The problem with the above algorithm is that Preterminal and Terminal do not specifically refer to time or space. We need an algorithm that will compute catch ceilings by timestep and region for each fishery.

To generalize this process to multiple timesteps and regions, the scalar(y,f) values can be computed as before. In fact, the scalars can be computed outside the simulation program and then input directly. During forward simulation, the program can sum the model predicted catches for each fishery during the years 1979-1984 by timestep and region, instead of by Preterminal or Terminal phase. The catch ceilings for years beyond 1984 can then be computed by multiplying the scalar(y,f) by the appropriate sum for the 1979-1984 period. That is,

  ceiling(y,f,t,r) = scalar(y,f)*SUM(model catch(y = 79 to 84,f,t,r)

where t = timestep and r = region.


Adult Equivalent Factors In Production Functions. The production functions in the PSC Chinook Model relate spawners to ADULT recruitment. Adult recruitment is converted back to "Age1Fish" by a factor called "RectAtAge1". In essence, the RectAtAge1 factor defines the relationship between adult recruitment and Age1Fish in the equilibrium condition with no harvesting. Thus, the RectAtAge1 factor is defined by the maturation and natural mortality schedules for each stock. For the new model, three situations need to be considered.

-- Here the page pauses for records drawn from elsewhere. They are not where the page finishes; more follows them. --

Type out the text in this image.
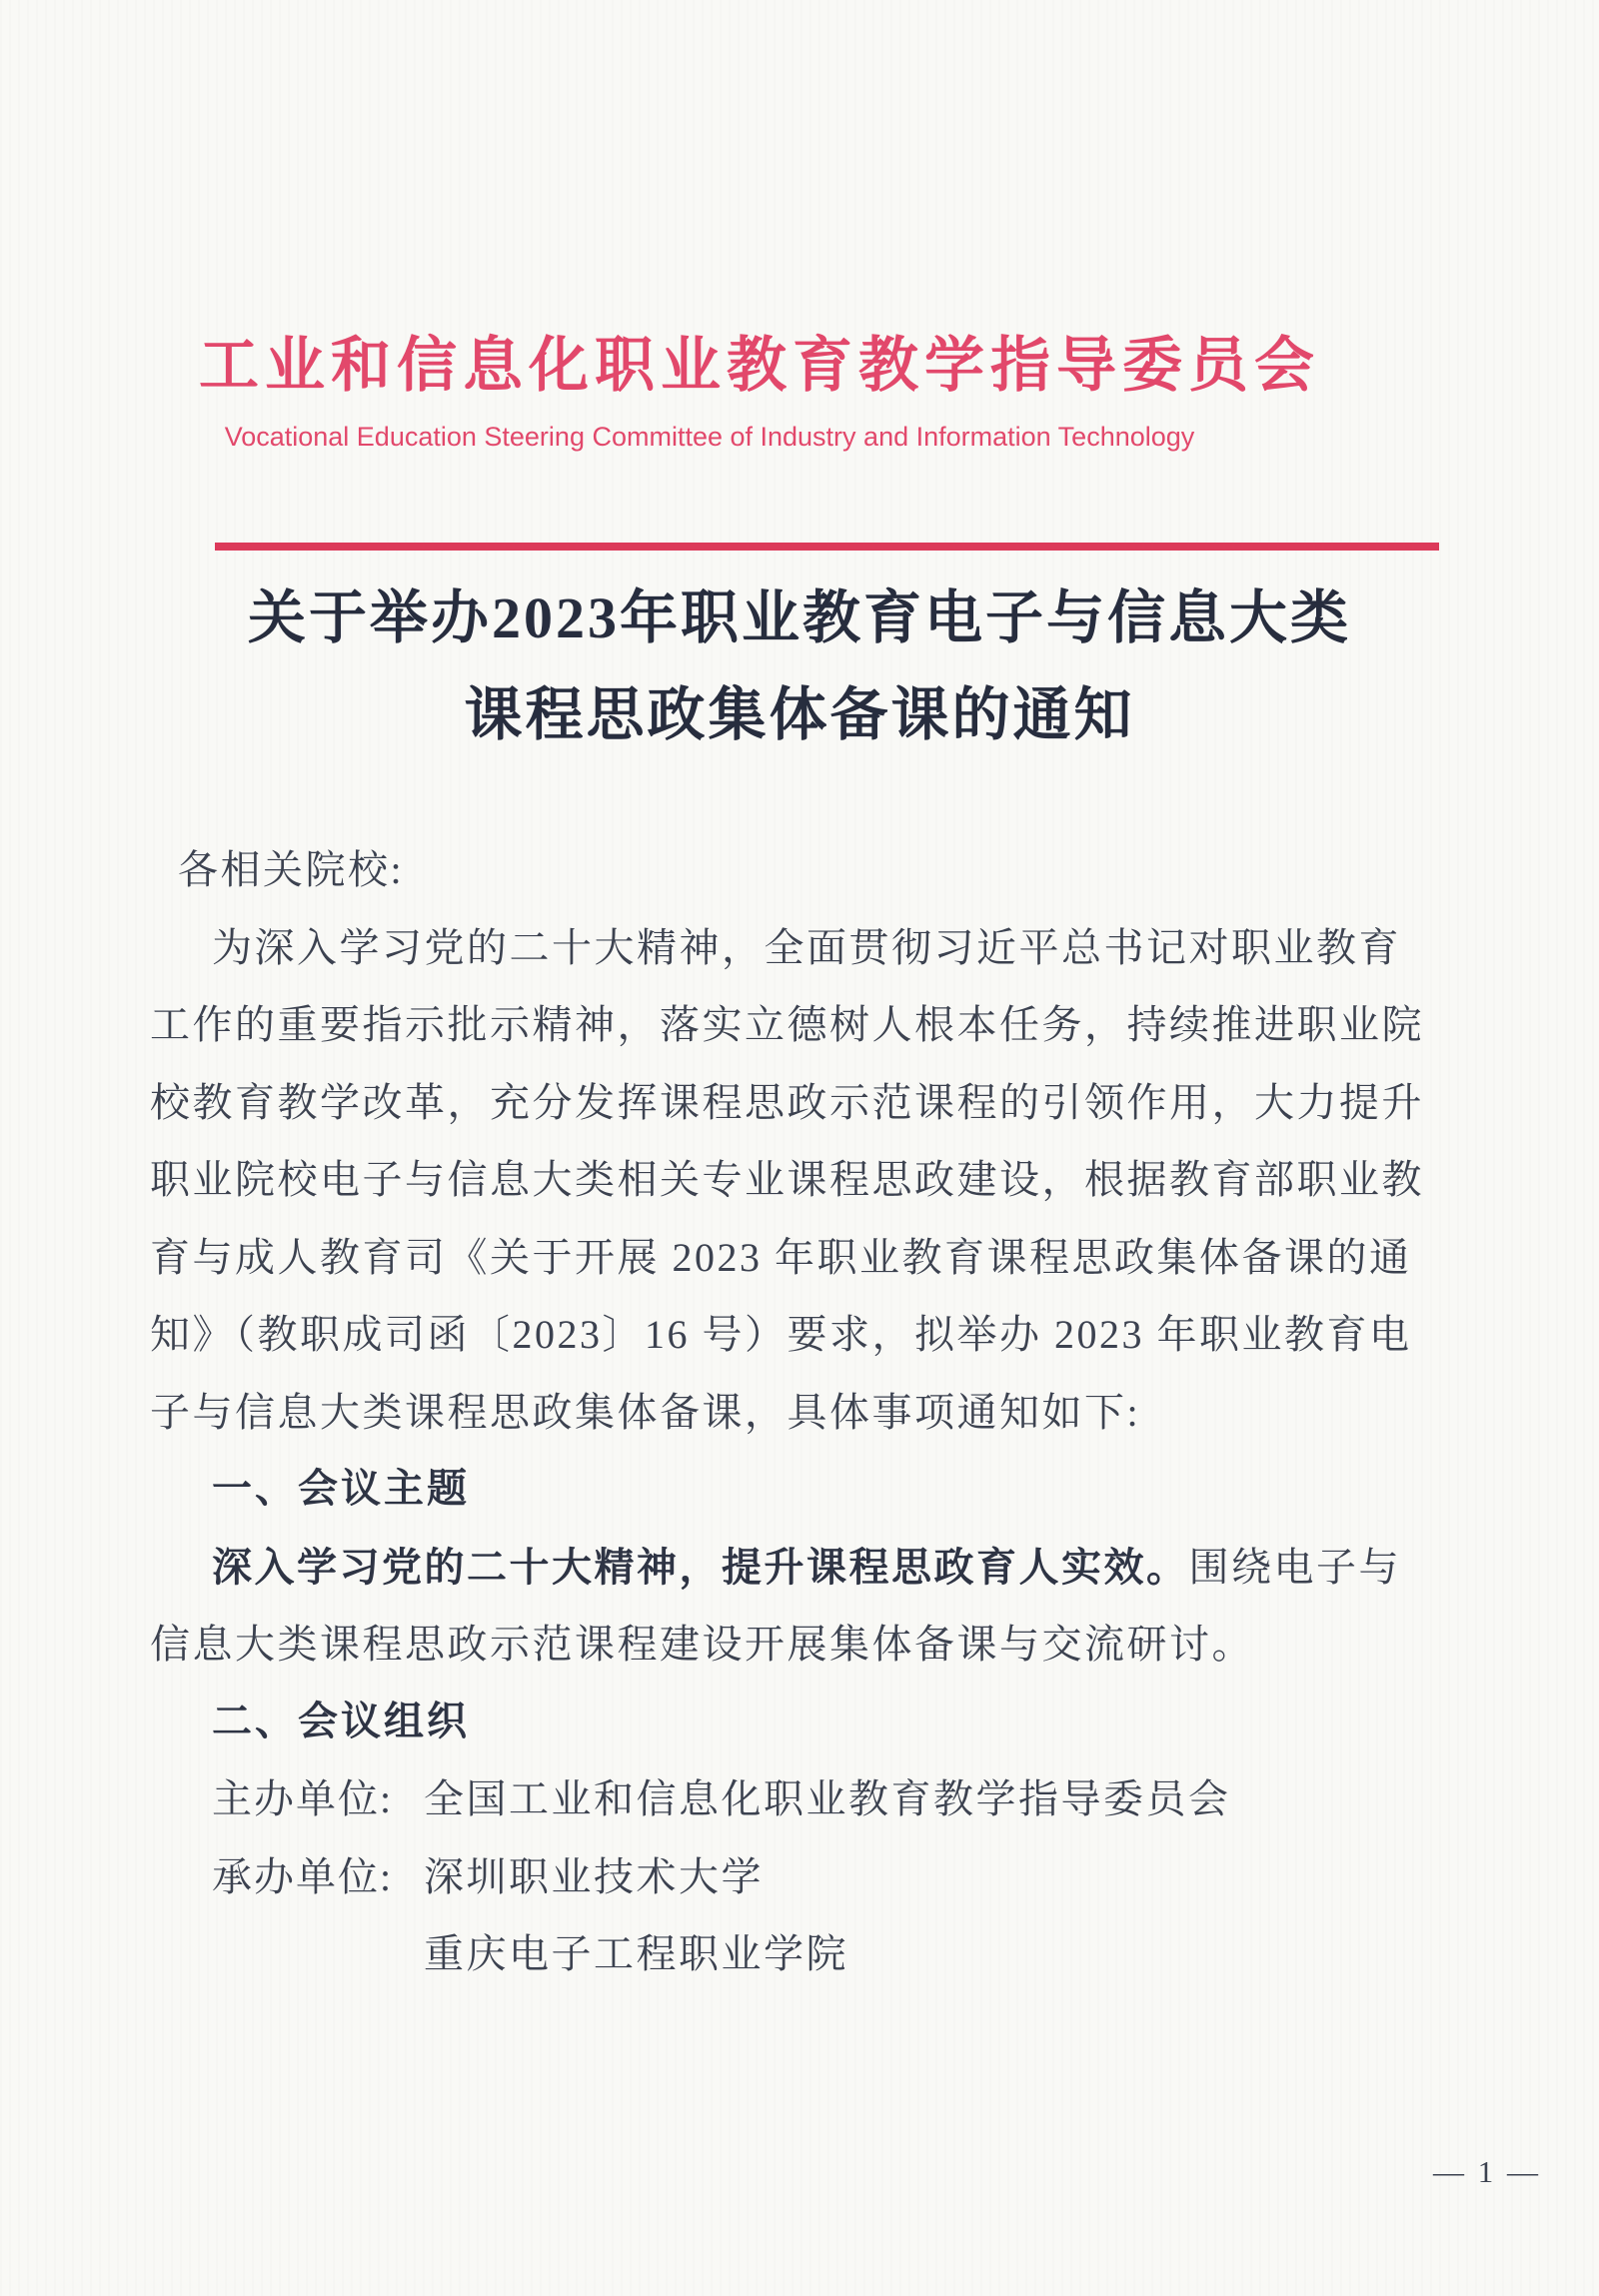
工业和信息化职业教育教学指导委员会
Vocational Education Steering Committee of Industry and Information Technology
关于举办2023年职业教育电子与信息大类
课程思政集体备课的通知
各相关院校:
为深入学习党的二十大精神，全面贯彻习近平总书记对职业教育
工作的重要指示批示精神，落实立德树人根本任务，持续推进职业院
校教育教学改革，充分发挥课程思政示范课程的引领作用，大力提升
职业院校电子与信息大类相关专业课程思政建设，根据教育部职业教
育与成人教育司《关于开展 2023 年职业教育课程思政集体备课的通
知》（教职成司函〔2023〕16 号）要求，拟举办 2023 年职业教育电
子与信息大类课程思政集体备课，具体事项通知如下:
一、会议主题
深入学习党的二十大精神，提升课程思政育人实效。围绕电子与
信息大类课程思政示范课程建设开展集体备课与交流研讨。
二、会议组织
主办单位: 全国工业和信息化职业教育教学指导委员会
承办单位: 深圳职业技术大学
重庆电子工程职业学院
— 1 —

(1) If the maturation and natural mortality schedules do not change over time and space, each stock has a unique RectAtAge1 factor. About 2/3 of the stocks in the PSC Chinook Model fall in this category. Note that the RectAtAge1 factors could be computed before a model run and passed in as input data along with other production function parameters.

(2) If the schedules do change over time and space, then each stock will have a different RectAtAge1 factor for each year. About 1/3 of the stocks in the PSC Chinook model fall in this category. These stocks have constant natural mortality schedules, but variable maturation schedules. At the start of each year, a new RectAtAge1 factor is computed for each stock. As with case (1), since all schedules are included with the input data, the RectAtAge1 factors could be computed before a model run and passed in as input data along with other production function parameters.

(3) Cases (1) and (2) can be generalized to variable timesteps and regions, provided the timestep and region definitions and the maturation and natural mortality schedules for each stock are all defined during the model configuration. We envision the new model will have timesteps and regions defined during configuration, but we would like to allow for the possibility that maturation and survival schedules may be determined dynamically based on model predicted environmental conditions.

Jim and Troy proposed that for forward simulation runs RectAtAge1 factors be considered as part of the production parameters for each stock and should become part of input data. This should be the case even if natural mortality and maturation schedules are determined dynamically. In other words, the model user must have some previously estimated relationship between adult recruits and Age1Fish for each stock and year. If a model dynamically computes natural mortality and maturation schedules, the model predicted RectAtAge1 factors could be stored reported as output.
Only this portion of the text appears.